2020-04-16 QCFractal Meeting notes

Date

Apr 16, 2020

Participants

  • @Jeffrey Wagner

  •  

Discussion topics

Item

Notes

Item

Notes

Identify important tasks in queue

JM – Does this include optimization and hessian datasets

JM – OpenFF Gen 2 opt set 5 Bayer is highest priority, and then hessians after that

BJ – We don’t submit submit hessians until opts are mostly/completely complete(?)

HJ – Hessian calc for gen2 roche and coverage?

JM – Those should be complete

JM – Current grid opts can be put as low priority

JH + BP – Torsiondrives seem to be 90%+ complete, and the failed ones are probably serious issues that we want to discard

BP – Please let me know about which ones are OK to give u on (after the FF fitting push)

(General) Bayer opts is the major set remaining

HJ – Bayer set may have large molecules, up to 30 heavy atoms

Evaluate timeline for computations

JW will determine timeline and tell HJ and JM

JW – We’re OK to stop torsiondrives while optimizations run

DGS – It’s not as easy as hitting “pause”

How to do tagging

BP will ask Doaa to DOI-tag the relevant data

HJ + JM – Current fitting will use all datasets with name “Gen 2”

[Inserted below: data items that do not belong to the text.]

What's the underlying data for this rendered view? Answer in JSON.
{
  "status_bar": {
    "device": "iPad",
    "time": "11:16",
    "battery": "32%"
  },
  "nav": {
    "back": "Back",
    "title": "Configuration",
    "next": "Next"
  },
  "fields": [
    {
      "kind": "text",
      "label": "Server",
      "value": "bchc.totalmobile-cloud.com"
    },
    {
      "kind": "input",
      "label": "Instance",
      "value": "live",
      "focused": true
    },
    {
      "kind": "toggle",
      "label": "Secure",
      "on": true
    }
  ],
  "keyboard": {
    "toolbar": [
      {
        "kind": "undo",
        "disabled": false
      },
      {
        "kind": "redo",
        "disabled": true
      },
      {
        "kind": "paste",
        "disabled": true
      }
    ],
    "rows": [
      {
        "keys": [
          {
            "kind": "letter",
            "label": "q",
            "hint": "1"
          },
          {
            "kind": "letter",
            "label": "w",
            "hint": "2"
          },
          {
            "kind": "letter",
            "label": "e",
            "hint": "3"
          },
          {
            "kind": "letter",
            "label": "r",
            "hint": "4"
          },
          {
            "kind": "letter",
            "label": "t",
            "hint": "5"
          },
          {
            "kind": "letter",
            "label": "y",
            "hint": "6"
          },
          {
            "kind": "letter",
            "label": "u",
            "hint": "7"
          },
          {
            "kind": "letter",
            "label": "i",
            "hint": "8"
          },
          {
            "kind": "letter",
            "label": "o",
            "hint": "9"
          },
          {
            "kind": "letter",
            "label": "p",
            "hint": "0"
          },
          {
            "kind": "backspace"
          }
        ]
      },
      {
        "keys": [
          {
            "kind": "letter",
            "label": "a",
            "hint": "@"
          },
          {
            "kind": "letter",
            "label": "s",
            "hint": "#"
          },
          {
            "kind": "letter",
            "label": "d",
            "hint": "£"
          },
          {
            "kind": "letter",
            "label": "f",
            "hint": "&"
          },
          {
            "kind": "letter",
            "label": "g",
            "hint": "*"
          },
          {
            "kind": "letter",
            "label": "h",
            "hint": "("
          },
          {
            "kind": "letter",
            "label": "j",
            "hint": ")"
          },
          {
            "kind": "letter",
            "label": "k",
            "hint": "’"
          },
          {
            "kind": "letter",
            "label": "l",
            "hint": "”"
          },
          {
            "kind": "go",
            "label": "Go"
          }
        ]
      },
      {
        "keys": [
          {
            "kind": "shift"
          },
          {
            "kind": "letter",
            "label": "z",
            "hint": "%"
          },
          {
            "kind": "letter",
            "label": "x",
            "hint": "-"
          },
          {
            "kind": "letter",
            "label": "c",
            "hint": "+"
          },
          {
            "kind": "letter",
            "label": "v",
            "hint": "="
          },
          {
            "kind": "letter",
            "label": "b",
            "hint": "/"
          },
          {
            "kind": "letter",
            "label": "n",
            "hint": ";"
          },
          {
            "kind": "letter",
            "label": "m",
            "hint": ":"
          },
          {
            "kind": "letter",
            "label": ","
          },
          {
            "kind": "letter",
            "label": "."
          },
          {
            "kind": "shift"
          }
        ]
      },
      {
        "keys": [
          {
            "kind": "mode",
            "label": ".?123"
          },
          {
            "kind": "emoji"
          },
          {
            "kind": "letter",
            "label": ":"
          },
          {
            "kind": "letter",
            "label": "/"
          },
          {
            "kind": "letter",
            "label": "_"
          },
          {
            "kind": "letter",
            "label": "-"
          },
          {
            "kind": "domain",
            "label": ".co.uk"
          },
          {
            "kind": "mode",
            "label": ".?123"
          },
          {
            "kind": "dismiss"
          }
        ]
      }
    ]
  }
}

DGS – For “snapshots in time”, I recommend serializing the dataset to JSON or messagepack

Bulk download

Pull down collection, pull down results, and serialize

JH – I want to get snapshot w/o pointers

DGS – When you serialize and you don’t want pointers, to dataframe.to_dict

collection.data and collection.df – You don’t need .data, you need .df. If you do collection.df.to_dict, that’ll be a dictionary of all the fractal objects that are stored, in a dataframe.

JH – I want to get whole datasets, linking initial_molecule to final_molecule.

DGS – This would be something to talk to doaa about.

DGS – Caching might work. Build up a cache of 1000 molecules

Updates from MolSSI

 

Manager maintenance



User questions

 

Action items

Decisions